9:30 AM:  Harvey was wheeled into the operating room at approximately 8:30 AM.  We arrived at the hospital at 6:30 AM and were directed to Patient Registration.  We had to smile because over the past two days, we have had numerous “Pre-Registration” phone calls asking, essentially, the same questions that he was asked here at the hospital.  But, he did get a bracelet, a lovely deep blue one.  We were directed to a waiting room on the third floor, and he was immediately whisked away to the pre-op area.  Dawn arrived about 5 minutes later and we sat and waited to be called in after he was prepped and on the gurney.  We sat with him, trying to keep things light, but when it came time for him to be wheeled to the theatre, Dawn and I both noted that he looked frightened.  I am sure I triggered it, because I started to cry.  We asked God’s blessing, waved him off, and walked over to Starbucks.  At registration, I was given a card with an ID number and color coded instructions.  These coincide with what looks like an “Arrivals” board at the airport.  It identifies the patient by number and is color coded to let you know at what stage the patient is in the process.  Right now, Harvey is “In Procedure.”

While we waited in pre-op, Harvey’s nurse was named Karen.  I quipped that he would be able to remember that since he dated two Karens before he got to me.  He was then visited by Dr.
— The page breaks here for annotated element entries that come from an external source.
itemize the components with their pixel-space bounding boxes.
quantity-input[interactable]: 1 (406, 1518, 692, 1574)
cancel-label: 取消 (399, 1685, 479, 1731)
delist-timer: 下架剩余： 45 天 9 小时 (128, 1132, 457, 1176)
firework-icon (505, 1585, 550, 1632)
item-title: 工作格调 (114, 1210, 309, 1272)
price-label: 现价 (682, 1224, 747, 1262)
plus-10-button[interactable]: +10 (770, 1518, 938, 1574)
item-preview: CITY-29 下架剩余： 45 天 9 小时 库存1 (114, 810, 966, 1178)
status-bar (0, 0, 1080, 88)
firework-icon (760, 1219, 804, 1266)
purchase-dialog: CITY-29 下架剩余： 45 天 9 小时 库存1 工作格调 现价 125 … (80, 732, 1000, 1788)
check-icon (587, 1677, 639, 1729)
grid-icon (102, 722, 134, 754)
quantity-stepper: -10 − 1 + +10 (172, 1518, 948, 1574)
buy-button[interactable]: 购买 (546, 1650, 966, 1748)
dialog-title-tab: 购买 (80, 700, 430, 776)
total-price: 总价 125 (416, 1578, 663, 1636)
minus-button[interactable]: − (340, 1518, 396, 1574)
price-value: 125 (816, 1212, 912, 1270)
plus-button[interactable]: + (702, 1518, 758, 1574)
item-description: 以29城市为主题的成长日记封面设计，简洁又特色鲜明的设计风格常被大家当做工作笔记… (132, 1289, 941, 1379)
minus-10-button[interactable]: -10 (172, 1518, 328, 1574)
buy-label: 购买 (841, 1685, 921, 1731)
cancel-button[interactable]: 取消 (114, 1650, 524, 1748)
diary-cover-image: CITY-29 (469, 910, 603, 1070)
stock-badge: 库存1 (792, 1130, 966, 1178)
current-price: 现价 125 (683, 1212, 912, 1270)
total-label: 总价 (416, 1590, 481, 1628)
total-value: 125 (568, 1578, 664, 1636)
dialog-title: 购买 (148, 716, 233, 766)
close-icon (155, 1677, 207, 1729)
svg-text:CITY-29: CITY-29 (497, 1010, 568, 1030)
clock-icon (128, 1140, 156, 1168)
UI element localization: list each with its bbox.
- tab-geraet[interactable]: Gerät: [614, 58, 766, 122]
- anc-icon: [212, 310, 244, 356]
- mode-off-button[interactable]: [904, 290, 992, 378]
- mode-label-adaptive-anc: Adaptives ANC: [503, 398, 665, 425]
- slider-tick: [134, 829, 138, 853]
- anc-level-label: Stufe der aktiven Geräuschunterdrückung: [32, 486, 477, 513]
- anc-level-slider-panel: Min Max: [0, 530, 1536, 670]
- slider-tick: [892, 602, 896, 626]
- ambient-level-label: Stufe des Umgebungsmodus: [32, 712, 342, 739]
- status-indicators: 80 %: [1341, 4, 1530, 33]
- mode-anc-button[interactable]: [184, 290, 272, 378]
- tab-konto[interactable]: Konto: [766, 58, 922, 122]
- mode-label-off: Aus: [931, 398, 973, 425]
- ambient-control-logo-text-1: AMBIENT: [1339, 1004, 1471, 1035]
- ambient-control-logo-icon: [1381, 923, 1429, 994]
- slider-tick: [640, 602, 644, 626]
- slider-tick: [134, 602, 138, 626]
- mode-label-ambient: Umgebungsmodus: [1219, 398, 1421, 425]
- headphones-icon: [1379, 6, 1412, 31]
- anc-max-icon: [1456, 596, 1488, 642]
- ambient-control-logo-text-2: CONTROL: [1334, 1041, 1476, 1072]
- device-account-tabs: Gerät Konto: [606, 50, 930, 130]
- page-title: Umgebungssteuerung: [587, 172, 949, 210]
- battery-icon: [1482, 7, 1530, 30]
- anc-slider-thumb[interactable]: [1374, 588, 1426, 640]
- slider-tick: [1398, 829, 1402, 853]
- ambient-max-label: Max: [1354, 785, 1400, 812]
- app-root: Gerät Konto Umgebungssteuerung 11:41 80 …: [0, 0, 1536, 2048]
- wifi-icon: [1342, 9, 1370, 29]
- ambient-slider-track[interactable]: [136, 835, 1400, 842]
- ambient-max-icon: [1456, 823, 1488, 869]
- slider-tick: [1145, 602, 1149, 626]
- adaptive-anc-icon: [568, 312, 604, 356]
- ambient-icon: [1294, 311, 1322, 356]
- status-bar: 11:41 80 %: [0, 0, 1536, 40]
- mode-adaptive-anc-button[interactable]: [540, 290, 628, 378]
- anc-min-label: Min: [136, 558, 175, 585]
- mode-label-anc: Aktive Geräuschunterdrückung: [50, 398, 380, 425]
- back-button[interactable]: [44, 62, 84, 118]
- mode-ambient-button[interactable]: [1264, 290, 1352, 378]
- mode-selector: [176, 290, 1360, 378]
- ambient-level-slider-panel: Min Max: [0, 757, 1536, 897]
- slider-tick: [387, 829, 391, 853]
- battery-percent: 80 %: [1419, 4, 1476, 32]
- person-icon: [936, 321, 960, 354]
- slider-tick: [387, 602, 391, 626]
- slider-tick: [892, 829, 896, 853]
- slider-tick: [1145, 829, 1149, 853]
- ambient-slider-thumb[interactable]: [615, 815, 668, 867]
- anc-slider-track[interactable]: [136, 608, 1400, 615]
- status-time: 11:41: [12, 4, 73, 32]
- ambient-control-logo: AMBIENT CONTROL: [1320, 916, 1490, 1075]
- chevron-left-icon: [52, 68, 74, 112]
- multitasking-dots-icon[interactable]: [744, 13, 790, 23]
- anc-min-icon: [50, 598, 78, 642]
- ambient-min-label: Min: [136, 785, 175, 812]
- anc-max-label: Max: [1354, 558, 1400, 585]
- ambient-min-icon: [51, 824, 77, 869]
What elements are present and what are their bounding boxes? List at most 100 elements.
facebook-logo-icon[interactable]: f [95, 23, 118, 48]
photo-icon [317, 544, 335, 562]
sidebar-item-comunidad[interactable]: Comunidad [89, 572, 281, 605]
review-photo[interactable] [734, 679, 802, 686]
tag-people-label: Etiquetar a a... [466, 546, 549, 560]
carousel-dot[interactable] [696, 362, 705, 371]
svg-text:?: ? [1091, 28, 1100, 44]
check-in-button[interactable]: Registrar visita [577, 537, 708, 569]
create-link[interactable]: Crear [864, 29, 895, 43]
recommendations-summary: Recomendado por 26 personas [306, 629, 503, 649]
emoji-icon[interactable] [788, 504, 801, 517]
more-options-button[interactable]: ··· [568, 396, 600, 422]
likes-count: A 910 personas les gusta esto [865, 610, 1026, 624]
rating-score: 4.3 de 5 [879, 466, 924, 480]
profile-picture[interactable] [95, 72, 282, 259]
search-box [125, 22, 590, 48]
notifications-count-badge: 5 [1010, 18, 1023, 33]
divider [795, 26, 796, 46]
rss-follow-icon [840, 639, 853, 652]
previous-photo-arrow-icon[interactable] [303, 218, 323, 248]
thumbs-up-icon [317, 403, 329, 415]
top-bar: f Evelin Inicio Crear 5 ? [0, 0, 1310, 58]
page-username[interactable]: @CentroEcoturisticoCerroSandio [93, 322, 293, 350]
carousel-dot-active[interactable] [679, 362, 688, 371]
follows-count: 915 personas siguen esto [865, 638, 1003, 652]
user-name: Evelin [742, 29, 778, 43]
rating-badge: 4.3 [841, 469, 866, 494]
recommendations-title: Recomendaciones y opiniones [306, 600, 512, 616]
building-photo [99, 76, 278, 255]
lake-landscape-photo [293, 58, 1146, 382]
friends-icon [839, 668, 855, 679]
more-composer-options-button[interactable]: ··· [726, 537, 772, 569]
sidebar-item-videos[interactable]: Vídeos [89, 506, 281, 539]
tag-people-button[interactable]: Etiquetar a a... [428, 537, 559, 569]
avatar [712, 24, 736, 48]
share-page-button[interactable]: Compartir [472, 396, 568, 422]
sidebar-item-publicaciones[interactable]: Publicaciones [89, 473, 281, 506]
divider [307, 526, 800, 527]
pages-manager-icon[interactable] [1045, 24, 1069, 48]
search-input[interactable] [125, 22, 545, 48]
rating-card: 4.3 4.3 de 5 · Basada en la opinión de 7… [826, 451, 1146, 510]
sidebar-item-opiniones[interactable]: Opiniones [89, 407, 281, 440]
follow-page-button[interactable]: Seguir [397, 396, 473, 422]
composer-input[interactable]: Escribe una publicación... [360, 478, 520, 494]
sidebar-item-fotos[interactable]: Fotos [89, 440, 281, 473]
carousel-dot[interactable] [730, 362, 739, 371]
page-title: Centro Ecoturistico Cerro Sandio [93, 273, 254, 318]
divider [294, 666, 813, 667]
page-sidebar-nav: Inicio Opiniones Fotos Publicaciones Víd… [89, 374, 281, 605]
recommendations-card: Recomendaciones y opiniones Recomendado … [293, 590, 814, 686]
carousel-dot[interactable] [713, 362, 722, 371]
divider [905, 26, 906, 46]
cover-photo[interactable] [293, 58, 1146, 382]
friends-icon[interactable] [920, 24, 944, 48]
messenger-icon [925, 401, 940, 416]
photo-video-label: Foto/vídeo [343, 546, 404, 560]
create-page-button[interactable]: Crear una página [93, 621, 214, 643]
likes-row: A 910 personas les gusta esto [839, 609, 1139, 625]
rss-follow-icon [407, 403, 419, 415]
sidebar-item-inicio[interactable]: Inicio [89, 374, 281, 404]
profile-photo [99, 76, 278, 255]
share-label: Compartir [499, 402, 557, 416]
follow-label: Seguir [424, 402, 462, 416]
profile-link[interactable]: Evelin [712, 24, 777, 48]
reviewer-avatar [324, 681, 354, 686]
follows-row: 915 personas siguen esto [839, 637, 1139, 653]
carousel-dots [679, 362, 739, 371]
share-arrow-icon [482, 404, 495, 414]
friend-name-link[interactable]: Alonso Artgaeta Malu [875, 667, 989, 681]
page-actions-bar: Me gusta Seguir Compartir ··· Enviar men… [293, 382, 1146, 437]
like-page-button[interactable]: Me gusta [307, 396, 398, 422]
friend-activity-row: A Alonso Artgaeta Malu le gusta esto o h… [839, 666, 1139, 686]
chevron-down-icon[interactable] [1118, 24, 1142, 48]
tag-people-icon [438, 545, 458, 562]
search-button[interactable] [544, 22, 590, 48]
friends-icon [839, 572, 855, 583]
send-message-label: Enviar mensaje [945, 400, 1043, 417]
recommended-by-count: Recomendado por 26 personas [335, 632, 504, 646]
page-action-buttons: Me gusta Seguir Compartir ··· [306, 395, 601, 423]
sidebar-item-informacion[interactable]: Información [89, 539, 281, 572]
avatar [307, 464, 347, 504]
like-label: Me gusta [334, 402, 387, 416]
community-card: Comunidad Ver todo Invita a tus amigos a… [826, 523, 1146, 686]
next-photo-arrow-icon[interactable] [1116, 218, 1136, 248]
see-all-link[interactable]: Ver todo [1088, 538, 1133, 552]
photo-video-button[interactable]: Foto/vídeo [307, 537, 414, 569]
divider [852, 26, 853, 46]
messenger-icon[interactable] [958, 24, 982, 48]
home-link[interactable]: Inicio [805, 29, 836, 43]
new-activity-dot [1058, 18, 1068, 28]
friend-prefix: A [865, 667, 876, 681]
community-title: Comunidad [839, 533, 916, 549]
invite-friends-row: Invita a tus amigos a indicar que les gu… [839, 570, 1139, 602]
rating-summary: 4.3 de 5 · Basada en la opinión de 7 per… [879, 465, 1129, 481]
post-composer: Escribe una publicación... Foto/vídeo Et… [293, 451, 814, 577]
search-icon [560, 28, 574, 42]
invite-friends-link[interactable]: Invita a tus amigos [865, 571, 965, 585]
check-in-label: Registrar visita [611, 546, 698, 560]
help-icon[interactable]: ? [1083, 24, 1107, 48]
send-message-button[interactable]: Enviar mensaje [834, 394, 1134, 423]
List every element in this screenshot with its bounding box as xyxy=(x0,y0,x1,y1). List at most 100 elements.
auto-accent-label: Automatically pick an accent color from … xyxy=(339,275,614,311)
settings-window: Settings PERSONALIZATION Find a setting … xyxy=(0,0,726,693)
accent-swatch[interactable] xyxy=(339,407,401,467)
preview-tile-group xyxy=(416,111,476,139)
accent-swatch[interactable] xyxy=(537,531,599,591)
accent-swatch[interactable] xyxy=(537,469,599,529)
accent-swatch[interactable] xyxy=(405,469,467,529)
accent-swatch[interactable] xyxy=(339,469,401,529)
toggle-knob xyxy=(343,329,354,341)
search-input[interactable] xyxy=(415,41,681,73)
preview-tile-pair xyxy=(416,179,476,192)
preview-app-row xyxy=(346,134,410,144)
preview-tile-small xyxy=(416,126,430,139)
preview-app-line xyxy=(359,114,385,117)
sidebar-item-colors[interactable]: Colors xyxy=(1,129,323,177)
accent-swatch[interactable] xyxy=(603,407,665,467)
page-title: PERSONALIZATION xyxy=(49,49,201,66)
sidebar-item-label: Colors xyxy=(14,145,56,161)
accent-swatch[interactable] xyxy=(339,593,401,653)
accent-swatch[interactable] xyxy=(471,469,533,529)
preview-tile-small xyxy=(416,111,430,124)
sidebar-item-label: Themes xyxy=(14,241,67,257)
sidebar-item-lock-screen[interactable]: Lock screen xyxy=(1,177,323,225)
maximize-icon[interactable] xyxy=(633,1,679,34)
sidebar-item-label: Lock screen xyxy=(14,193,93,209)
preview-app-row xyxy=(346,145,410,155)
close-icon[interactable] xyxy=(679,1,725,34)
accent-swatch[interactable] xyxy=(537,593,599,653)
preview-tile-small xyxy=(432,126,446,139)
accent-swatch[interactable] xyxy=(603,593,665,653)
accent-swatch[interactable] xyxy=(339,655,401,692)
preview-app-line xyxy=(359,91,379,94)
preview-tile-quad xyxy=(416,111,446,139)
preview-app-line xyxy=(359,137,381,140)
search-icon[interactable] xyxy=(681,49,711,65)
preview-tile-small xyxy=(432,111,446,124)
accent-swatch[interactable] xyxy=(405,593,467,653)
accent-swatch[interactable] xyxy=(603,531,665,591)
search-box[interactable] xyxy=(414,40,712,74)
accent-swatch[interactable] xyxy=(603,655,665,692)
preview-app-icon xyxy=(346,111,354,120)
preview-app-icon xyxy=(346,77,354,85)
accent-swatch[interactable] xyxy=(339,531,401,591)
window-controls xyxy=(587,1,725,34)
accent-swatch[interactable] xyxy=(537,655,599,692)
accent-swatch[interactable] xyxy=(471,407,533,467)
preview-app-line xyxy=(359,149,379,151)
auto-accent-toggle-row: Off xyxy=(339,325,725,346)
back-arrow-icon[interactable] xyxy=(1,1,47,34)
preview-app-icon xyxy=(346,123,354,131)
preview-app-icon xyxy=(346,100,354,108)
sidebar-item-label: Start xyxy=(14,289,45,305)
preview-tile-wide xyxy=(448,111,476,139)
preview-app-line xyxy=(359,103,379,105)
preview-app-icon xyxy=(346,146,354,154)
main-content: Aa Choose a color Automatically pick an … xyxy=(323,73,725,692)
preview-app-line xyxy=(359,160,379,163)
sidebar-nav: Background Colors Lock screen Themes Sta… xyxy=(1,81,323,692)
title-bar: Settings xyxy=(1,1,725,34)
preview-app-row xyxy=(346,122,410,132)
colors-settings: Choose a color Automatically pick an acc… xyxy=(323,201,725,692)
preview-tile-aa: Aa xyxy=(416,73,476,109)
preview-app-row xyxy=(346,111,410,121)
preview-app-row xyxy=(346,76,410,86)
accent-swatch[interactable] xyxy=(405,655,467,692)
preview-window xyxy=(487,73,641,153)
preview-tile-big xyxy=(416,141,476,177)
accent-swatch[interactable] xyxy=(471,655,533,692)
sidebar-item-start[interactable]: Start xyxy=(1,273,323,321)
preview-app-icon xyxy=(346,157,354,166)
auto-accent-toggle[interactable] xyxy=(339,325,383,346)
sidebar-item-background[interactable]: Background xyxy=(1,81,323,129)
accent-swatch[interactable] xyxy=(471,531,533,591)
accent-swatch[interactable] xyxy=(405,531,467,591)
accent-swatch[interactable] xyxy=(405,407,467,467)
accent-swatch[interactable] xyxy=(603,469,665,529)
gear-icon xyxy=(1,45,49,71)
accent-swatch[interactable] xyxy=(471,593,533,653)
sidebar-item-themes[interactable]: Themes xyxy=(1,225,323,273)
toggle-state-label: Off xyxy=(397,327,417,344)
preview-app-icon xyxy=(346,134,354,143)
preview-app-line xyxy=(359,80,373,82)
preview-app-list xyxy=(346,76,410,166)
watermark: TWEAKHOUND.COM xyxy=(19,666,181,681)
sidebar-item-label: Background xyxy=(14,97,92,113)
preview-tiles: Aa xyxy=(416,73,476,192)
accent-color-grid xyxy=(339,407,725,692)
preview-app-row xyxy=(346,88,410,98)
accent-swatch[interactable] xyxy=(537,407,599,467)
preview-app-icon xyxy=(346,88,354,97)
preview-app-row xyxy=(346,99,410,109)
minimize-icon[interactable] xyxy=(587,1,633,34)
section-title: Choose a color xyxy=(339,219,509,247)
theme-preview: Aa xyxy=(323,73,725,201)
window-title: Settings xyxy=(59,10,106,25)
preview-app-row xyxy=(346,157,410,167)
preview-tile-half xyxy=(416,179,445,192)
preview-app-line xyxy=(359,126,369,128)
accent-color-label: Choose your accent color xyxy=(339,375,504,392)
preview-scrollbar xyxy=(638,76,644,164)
Jim Becker, Dr. Graves’ assistant.  He was very cute and personable and, hopefully, an excellent up and coming surgeon.  Next came Dr. Kandra, the anesthesiologist.  It was her responsibility to let Harvey know what she was going to do and how she was going to do it.  Then she needed to tell him all of the risks of anesthesia and surgery.  Finally, she asked him if he knew what they were going to be doing to him today.  Of course, Harvey, always ready with a dry remark, said that he hoped they knew, but he thought they were going to “rip out” part of his esophagus and then sew him back together.  That put a smile on Dr. Kandra’s face, and she seemed to lighten up a little after that.  Dr. Graves made an appearance, telling Harvey that he was going to do very well, and then looked at Dawn and me and said that we need to make sure Harvey breathes very deeply and coughs regularly to keep his lungs clear.  According to him, Harvey is to keep a positive attitude throughout this whole process, including recovery, no matter what.  Finally, his OR nurse came in and made the final preparations to move him to the OR.

I will update this post when Harvey is out of surgery and we have spoken to Dr. Graves around 11:30 AM.